Conhecer os Povos Originários e entender a sua luta é dever de todos como cidadãos. Quando questionada sobre qual é o papel dos não indígenas, Djuena foi assertiva:
“As pessoas precisam conhecer a cultura tradicional, os costumes, os rituais e aprender a respeitar essa diversidade. Porque, quando se fala da cultura, é ela quem apresenta tudo isso. Quando se fala de um alimento, dos costumes tradicionais que os povos originários têm, já vem desse território, dessa terra.”
Entender que somos direcionados a ter visão e pensamentos colonialistas é a primeira forma de quebrar essa barreira. Um exemplo é o pensamento “ele é indígena e tem celular?”. O fato de um indígena viver isolado ou na cidade não altera o seu direito de lutar pela preservação de sua cultura e de suas terras, assim como não lhe tira o direito de fazer uso da tecnologia presente na sociedade.
A partir das tecnologias e da internet, esse conhecimento ficou mais acessível para os não indígenas, pois os Povos Originários se articulam politicamente e informam a população sobre seus atos, suas conquistas, suas lutas e suas manifestações. Mas é dever da sociedade dar atenção a eles, ao invés de taxá-los como ingênuos. Referente a isso, Djuena Tikuna salienta que:
“A gente luta pelo território, pela terra, pelos rios, pela preservação, pelos territórios que estão em ameaça. Eu precisei fazer jornalismo para poder ter mais força para que as pessoas entendam que a gente não é inferior. Estamos aqui para passar a mensagem da nossa luta, da nossa resistência, e é o que eu mais faço através da música. Enquanto eu cantar, tô dizendo que meu povo existe e tá resistindo.”

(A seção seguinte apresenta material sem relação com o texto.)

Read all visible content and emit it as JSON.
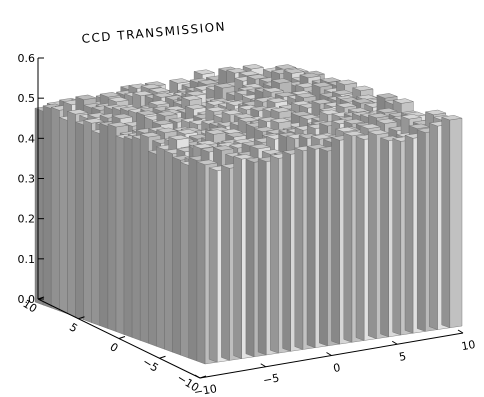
{
  "chart_data": {
    "type": "surface3d",
    "title": "CCD TRANSMISSION",
    "z_axis": {
      "range": [
        0.0,
        0.6
      ],
      "ticks": [
        "0.0",
        "0.1",
        "0.2",
        "0.3",
        "0.4",
        "0.5",
        "0.6"
      ]
    },
    "x_axis": {
      "range": [
        -10,
        10
      ],
      "ticks": [
        "−10",
        "−5",
        "0",
        "5",
        "10"
      ]
    },
    "y_axis": {
      "range": [
        -10,
        10
      ],
      "ticks": [
        "−10",
        "−5",
        "0",
        "5",
        "10"
      ]
    },
    "surface": {
      "grid": 21,
      "mean_transmission": 0.45,
      "noise_amplitude": 0.02,
      "description_values": "near-uniform CCD transmission around 0.45 with small pixel-to-pixel variation"
    },
    "colors": {
      "face_light": "#dcdcdc",
      "face_mid": "#bdbdbd",
      "face_dark": "#8e8e8e",
      "top": "#c8c8c8"
    }
  }
}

Ela completa, ainda, como a visão colonialista afeta as relações entre indígenas e não indígenas. “As pessoas acham que os indígenas não tem opinião, que é tutelado, que o indígena tá sempre esperando que outros façam por ele. Não!”.
Neste Dia de Proteção às Florestas, repense nas suas atitudes, busque outras fontes de conhecimento e respeite aqueles que estavam no território brasileiro antes de nós.